Happy Easter!

Happy Easter! I’ve been looking forward to this.

You know how it is: it gets past July, and the shops start filling with mince pies and gooey puddings. Where once the supermarket stocked organic asparagus, now they stock 400 varieties of advocaat so you can snowball your brain into a highly flammable soufflé.

You go into a shop – or, God help you, work in a shop – and the permanent soundtrack becomes one of enforced jollity and tinkly sleigh-bells.

Like an old dinghy, Cliff is taken from his normal abode at the back of the cupboard under the stairs, dusted off, inflated as much as his undoubtedly gaping hole will allow (never inflated enough to smooth out the billion wrinkles) and shoved outside to be played with by people who don’t know what real fun is.

And after a few months, it dawns on you that soon it will be 25th of December again, and time for the universe to stop so we can all listen to Auntie Marjorie tell us what’s wrong with “the blacks”. (Maybe you don’t have an Auntie Marjorie, in which case you’re lucky. She’s the kind of woman who makes you want to climb a tree, then pull it up after you.)

But Easter isn’t like that. It’s not a chore. Cliff remains invisible. Easter works.

For a kick-off, it’s the right size for Britain. We don’t like a fuss. Christmas is a fuss. It’s American in scale, and the only people who truly enjoy it are young kids, people who have young kids, and people who desperately yearn to still be young kids. Whereas Easter just ambles into your life without a lot of hoo-ha, has a couple of drinks, gooses you pleasantly, and leaves before it gets annoying. Perfect.

And it always seems to be a surprise guest too. Just like the best evenings out are the unplanned ones, so Easter is better than Christmas. Christmas is like one of those “let’s go to Dublin, all 17 of us, it’ll be great” parties, which ends up being too desperate and organised, like orienteering with a bladder complaint. Easter, however, is like going for a quick drink after work and ending up eating magic mushrooms off a Turkish prostitute at 4am. You never saw it coming, but my God it’s welcome.

You see, its impossible to work out when Easter happens. Figuring out the correct date for Easter is like nailing custard to a wall. I see the eggs in shops, but not even Tesco has the kind of budget required to produce in-store displays for all the possible dates Easter can fall on. So instead I rely on colleagues to tell me when its here.

And who tells them? Their kids. And who tells the kids? Teachers.

(I have no idea how teachers know this stuff. I’ve recently come to the conclusion that teachers are magic.)

But it’s not just the meandering chronology of Easter that I like: it’s the fact that I have no clue which of the 4 days is an actual “thing”. Friday? Sunday? Both? Maybe the Monday – or is that just a holiday because we’re all meant to get hammered on Sunday? Is that in the bible – thou shalt drink a KFC Bargain Bucket full of gin to celebrate Our Lord crawling out of a cave? Who knows. And it’s too late for me to find out; I’ve slipped off the learning curve, and all that gin and chicken-fat has addled my mind.

Which brings me to the traditional Easter food: chocolate eggs and rabbits.
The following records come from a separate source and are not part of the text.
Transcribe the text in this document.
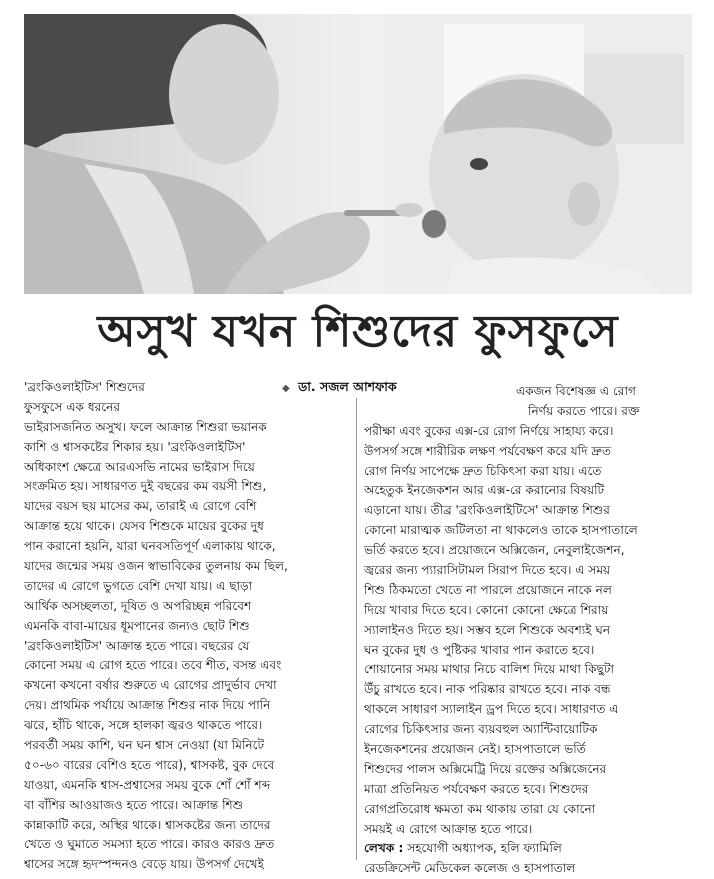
অসুখ যখন শিশুদের ফুসফুসে
◆ ডা. সজল আশফাক
'ব্রংকিওলাইটিস' শিশুদের
ফুসফুসে এক ধরনের
ভাইরাসজনিত অসুখ। ফলে আক্রান্ত শিশুরা ভয়ানক
কাশি ও শ্বাসকষ্টের শিকার হয়। 'ব্রংকিওলাইটিস'
অধিকাংশ ক্ষেত্রে আরএসভি নামের ভাইরাস দিয়ে
সংক্রমিত হয়। সাধারণত দুই বছরের কম বয়সী শিশু,
যাদের বয়স ছয় মাসের কম, তারাই এ রোগে বেশি
আক্রান্ত হয়ে থাকে। যেসব শিশুকে মায়ের বুকের দুধ
পান করানো হয়নি, যারা ঘনবসতিপূর্ণ এলাকায় থাকে,
যাদের জন্মের সময় ওজন স্বাভাবিকের তুলনায় কম ছিল,
তাদের এ রোগে ভুগতে বেশি দেখা যায়। এ ছাড়া
আর্থিক অসচ্ছলতা, দূষিত ও অপরিচ্ছন্ন পরিবেশ
এমনকি বাবা-মায়ের ধূমপানের জন্যও ছোট শিশু
'ব্রংকিওলাইটিস' আক্রান্ত হতে পারে। বছরের যে
কোনো সময় এ রোগ হতে পারে। তবে শীত, বসন্ত এবং
কখনো কখনো বর্ষার শুরুতে এ রোগের প্রাদুর্ভাব দেখা
দেয়। প্রাথমিক পর্যায়ে আক্রান্ত শিশুর নাক দিয়ে পানি
ঝরে, হাঁচি থাকে, সঙ্গে হালকা জ্বরও থাকতে পারে।
পরবর্তী সময় কাশি, ঘন ঘন শ্বাস নেওয়া (যা মিনিটে
৫০-৬০ বারের বেশিও হতে পারে), শ্বাসকষ্ট, বুক দেবে
যাওয়া, এমনকি শ্বাস-প্রশ্বাসের সময় বুকে শোঁ শোঁ শব্দ
বা বাঁশির আওয়াজও হতে পারে। আক্রান্ত শিশু
কান্নাকাটি করে, অস্থির থাকে। শ্বাসকষ্টের জন্য তাদের
খেতে ও ঘুমাতে সমস্যা হতে পারে। কারও কারও দ্রুত
শ্বাসের সঙ্গে হৃদস্পন্দনও বেড়ে যায়। উপসর্গ দেখেই
একজন বিশেষজ্ঞ এ রোগ
নির্ণয় করতে পারে। রক্ত
পরীক্ষা এবং বুকের এক্স-রে রোগ নির্ণয়ে সাহায্য করে।
উপসর্গ সঙ্গে শারীরিক লক্ষণ পর্যবেক্ষণ করে যদি দ্রুত
রোগ নির্ণয় সাপেক্ষে দ্রুত চিকিৎসা করা যায়। এতে
অহেতুক ইনজেকশন আর এক্স-রে করানোর বিষয়টি
এড়ানো যায়। তীব্র 'ব্রংকিওলাইটিসে' আক্রান্ত শিশুর
কোনো মারাত্মক জটিলতা না থাকলেও তাকে হাসপাতালে
ভর্তি করতে হবে। প্রয়োজনে অক্সিজেন, নেবুলাইজেশন,
জ্বরের জন্য প্যারাসিটামল সিরাপ দিতে হবে। এ সময়
শিশু ঠিকমতো খেতে না পারলে প্রয়োজনে নাকে নল
দিয়ে খাবার দিতে হবে। কোনো কোনো ক্ষেত্রে শিরায়
স্যালাইনও দিতে হয়। সম্ভব হলে শিশুকে অবশ্যই ঘন
ঘন বুকের দুধ ও পুষ্টিকর খাবার পান করাতে হবে।
শোয়ানোর সময় মাথার নিচে বালিশ দিয়ে মাথা কিছুটা
উঁচু রাখতে হবে। নাক পরিষ্কার রাখতে হবে। নাক বন্ধ
থাকলে সাধারণ স্যালাইন ড্রপ দিতে হবে। সাধারণত এ
রোগের চিকিৎসার জন্য ব্যয়বহুল অ্যান্টিবায়োটিক
ইনজেকশনের প্রয়োজন নেই। হাসপাতালে ভর্তি
শিশুদের পালস অক্সিমেট্রি দিয়ে রক্তের অক্সিজেনের
মাত্রা প্রতিনিয়ত পর্যবেক্ষণ করতে হবে। শিশুদের
রোগপ্রতিরোধ ক্ষমতা কম থাকায় তারা যে কোনো
সময়ই এ রোগে আক্রান্ত হতে পারে।
লেখক : সহযোগী অধ্যাপক, হলি ফ্যামিলি
রেডক্রিসেন্ট মেডিকেল কলেজ ও হাসপাতাল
Think about that: eggs and rabbits. You’re all bright people, so I’m sure I don’t need to point out the pagan symbolism of mating and birth that is contained in the rabbits and eggs iconography. It’s spring-festival, captured, colonised and castrated by dull old Christianity. Just like the feast of Bacchus, or as we know it today, Christmas. Pagans knew how to have fun: get pissed at Christmas, and get laid at Easter. But instead we give our children the symbols of sexual adventure, which are, as you’d expect from Christianity, expensive, hidden, wrapped in shiny paper, and hollow.

Personally, I don’t like chocolate, which might be the only minor problem I have with Easter, and it doesn’t stop me from buying eggs for my nephews. I loved chocolate when I was a kid, and have the fillings to prove it. But if you stop eating it for about 4-6 weeks, you lose the taste for it forever. It’s surprisingly bitter. Sure, it seems sweet, but that’s just the insane doses of sugar they put in it to hide the real taste. Say goodbye to your pancreas, chocoholics!

But my favourite thing about Easter is that it’s a perfect break from work. Four days is spot on. Not enough time to get bored, and two whole weekends, back to back. There’s often a good thing on telly, and even if there isn’t, there are bracing hills to climb, happy days at the zoo, or other splendid adventures.

And even when its over, I know that soon it’ll be May Bank Holiday too. But don’t ask me how soon: only teachers know that stuff.

And finally: it’s one year today since I got diagnosed with cancer. And I’m fine. I don’t believe in any of that Zombie Jesus mumbo-jumbo. I’m not reborn. The only miracle was the NHS, so praise be to socialism!

So for once, this blog is devoid of my usually snarky cynicism. No piss and vinegar. I like Easter. But don’t worry, I’ll get better: it’ll soon be Christmas again!